Place Castellane, une respiration urbaine pour Marseille
Il y a un an, la place Castellane a profondément changé de visage. Elle a quitté l’image d’un simple carrefour giratoire pour devenir un grand espace public apaisé, lisible et généreux pour les piétons. Située au cœur du sixième arrondissement de Marseille, elle relie plusieurs axes majeurs de la cité phocéenne.
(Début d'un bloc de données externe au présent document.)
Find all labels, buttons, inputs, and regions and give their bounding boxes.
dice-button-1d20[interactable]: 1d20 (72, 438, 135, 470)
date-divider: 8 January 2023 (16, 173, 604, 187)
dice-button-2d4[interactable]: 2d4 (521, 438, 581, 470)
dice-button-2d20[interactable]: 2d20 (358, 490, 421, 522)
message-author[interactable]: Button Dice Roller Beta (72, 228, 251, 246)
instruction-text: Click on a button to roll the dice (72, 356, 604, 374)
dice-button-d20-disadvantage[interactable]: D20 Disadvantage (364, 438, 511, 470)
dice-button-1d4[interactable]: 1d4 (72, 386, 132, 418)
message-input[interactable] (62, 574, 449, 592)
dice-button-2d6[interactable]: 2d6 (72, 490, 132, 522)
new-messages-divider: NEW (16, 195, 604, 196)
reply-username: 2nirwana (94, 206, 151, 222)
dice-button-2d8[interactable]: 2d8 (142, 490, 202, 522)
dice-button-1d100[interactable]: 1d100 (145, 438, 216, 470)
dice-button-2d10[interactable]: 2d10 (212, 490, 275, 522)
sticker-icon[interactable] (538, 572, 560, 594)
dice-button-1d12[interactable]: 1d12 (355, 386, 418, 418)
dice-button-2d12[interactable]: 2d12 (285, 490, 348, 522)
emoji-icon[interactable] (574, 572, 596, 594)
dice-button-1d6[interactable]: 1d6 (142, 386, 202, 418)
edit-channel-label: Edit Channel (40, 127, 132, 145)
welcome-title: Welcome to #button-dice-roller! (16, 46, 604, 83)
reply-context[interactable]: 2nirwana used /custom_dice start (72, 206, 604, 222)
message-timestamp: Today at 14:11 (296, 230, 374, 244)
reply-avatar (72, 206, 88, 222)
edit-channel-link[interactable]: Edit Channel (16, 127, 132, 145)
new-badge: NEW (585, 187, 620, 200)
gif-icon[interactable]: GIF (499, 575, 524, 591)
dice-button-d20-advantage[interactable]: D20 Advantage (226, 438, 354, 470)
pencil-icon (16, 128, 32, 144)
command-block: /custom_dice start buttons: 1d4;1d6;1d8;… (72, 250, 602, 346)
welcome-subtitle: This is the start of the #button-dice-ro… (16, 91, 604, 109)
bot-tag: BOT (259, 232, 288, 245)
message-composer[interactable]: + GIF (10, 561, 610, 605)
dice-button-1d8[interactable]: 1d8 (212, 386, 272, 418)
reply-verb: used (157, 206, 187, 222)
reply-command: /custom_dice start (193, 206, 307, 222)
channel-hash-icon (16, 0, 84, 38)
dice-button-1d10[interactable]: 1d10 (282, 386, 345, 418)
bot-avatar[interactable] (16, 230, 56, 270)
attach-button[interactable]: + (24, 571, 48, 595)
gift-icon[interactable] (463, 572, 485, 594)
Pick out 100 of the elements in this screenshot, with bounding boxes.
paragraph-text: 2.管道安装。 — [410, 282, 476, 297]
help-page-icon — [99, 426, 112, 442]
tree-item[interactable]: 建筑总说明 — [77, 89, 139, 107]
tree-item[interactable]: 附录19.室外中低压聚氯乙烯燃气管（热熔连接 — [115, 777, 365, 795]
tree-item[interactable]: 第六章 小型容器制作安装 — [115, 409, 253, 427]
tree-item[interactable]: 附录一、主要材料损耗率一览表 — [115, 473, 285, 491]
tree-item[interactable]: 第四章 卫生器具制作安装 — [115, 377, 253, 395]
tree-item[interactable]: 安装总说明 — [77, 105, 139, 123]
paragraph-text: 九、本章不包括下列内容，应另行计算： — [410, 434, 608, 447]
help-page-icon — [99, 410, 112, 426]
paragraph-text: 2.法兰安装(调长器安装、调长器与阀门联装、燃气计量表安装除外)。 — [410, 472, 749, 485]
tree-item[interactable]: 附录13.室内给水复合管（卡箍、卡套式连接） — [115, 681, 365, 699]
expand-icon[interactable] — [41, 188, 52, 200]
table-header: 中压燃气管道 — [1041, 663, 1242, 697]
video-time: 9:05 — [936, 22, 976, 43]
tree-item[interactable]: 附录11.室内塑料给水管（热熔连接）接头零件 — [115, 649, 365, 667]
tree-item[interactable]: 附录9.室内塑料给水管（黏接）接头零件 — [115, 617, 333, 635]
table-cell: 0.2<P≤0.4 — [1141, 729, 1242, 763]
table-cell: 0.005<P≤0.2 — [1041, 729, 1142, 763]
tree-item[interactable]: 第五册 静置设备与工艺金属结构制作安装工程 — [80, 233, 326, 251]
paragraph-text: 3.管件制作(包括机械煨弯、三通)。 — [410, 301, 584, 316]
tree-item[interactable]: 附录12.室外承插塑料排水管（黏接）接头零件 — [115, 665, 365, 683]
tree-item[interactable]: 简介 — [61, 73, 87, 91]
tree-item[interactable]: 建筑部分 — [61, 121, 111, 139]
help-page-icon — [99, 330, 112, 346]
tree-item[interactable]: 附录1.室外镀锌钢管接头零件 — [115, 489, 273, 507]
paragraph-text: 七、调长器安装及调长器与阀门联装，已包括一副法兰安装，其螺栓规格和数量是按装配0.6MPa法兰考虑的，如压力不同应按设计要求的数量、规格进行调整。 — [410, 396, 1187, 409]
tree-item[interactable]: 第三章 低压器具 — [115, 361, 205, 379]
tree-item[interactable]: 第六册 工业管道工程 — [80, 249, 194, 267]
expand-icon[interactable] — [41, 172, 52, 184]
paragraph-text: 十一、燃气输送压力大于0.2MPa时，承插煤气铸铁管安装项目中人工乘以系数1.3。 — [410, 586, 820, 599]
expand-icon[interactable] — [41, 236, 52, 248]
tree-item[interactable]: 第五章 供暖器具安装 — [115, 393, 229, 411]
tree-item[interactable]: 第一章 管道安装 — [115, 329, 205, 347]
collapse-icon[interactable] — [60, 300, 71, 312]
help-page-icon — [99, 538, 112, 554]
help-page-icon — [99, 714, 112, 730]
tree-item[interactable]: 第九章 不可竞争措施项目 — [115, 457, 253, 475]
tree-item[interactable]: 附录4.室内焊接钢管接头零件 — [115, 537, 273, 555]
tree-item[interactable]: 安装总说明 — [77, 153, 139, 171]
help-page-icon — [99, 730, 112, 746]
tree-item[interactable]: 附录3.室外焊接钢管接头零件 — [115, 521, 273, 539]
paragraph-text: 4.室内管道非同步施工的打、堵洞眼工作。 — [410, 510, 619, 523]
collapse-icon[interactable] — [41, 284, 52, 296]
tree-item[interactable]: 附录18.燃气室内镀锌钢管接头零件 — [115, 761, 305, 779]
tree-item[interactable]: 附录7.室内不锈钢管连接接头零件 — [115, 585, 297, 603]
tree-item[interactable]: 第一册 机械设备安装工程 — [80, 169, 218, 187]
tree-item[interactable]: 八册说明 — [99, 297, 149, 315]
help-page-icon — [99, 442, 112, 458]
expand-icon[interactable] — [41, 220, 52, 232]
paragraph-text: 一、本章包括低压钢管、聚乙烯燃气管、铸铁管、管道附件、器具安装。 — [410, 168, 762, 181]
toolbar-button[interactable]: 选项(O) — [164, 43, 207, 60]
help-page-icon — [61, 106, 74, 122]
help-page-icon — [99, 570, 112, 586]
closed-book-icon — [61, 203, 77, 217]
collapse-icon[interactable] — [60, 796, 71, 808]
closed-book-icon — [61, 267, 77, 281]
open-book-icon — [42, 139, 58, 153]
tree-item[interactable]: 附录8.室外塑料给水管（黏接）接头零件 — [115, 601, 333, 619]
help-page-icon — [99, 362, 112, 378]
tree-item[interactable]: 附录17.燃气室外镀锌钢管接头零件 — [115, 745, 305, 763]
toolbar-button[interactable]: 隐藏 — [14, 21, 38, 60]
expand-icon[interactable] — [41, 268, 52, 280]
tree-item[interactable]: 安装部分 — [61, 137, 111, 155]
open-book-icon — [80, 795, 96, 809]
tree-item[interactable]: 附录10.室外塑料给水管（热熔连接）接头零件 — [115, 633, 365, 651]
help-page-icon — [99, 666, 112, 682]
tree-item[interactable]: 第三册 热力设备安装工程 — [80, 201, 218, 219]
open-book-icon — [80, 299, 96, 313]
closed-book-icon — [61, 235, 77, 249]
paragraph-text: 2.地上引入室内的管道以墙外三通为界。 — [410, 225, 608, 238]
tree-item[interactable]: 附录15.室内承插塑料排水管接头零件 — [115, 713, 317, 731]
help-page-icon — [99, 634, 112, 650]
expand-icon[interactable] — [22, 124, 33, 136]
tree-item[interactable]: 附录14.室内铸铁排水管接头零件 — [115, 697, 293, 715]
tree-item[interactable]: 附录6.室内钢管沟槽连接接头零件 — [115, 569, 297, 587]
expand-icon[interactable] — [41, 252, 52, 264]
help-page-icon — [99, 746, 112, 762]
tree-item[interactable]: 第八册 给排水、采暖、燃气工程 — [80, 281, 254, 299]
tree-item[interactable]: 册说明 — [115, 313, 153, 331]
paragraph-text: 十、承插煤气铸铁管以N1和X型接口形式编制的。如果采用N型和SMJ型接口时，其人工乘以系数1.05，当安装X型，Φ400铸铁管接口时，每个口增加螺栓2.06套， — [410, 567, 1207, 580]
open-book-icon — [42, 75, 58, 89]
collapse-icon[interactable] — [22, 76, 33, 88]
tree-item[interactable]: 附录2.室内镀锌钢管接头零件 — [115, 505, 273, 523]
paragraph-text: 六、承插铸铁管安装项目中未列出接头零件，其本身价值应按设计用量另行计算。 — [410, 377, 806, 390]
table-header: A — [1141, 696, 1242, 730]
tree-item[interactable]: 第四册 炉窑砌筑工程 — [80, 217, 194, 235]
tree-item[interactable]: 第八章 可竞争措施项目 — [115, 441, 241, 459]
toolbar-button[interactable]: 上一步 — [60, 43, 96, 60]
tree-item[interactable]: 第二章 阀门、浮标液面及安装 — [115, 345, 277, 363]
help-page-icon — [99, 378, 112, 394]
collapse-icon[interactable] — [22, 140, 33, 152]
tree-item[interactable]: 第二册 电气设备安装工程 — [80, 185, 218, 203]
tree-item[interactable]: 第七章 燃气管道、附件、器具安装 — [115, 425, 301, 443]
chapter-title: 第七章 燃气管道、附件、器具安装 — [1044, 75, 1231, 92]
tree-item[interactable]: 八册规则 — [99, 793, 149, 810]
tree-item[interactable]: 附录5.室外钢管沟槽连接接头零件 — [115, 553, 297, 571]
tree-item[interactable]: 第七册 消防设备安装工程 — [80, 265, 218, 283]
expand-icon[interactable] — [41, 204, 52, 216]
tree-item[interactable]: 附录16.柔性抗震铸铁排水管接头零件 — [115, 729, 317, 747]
Entre le Vieux-Port et le stade Vélodrome, la rue de Rome, le boulevard Baille et l’avenue du Prado, cette position en fait un nœud urbain stratégique très fréquenté et exposé à de nombreux conflits d’usage. Comment l’agence d’urbanisme Stoa, l’architecte Ora-ïto et le bureau d’études électricité éclairage IDEE+ ont-ils conçu et réalisé son éclairage architectural ? Je vous invite à plonger dans la conception et la lumière urbaine de cet œil urbain qu’ouvre ce nouvel espace public dans le sud de la France.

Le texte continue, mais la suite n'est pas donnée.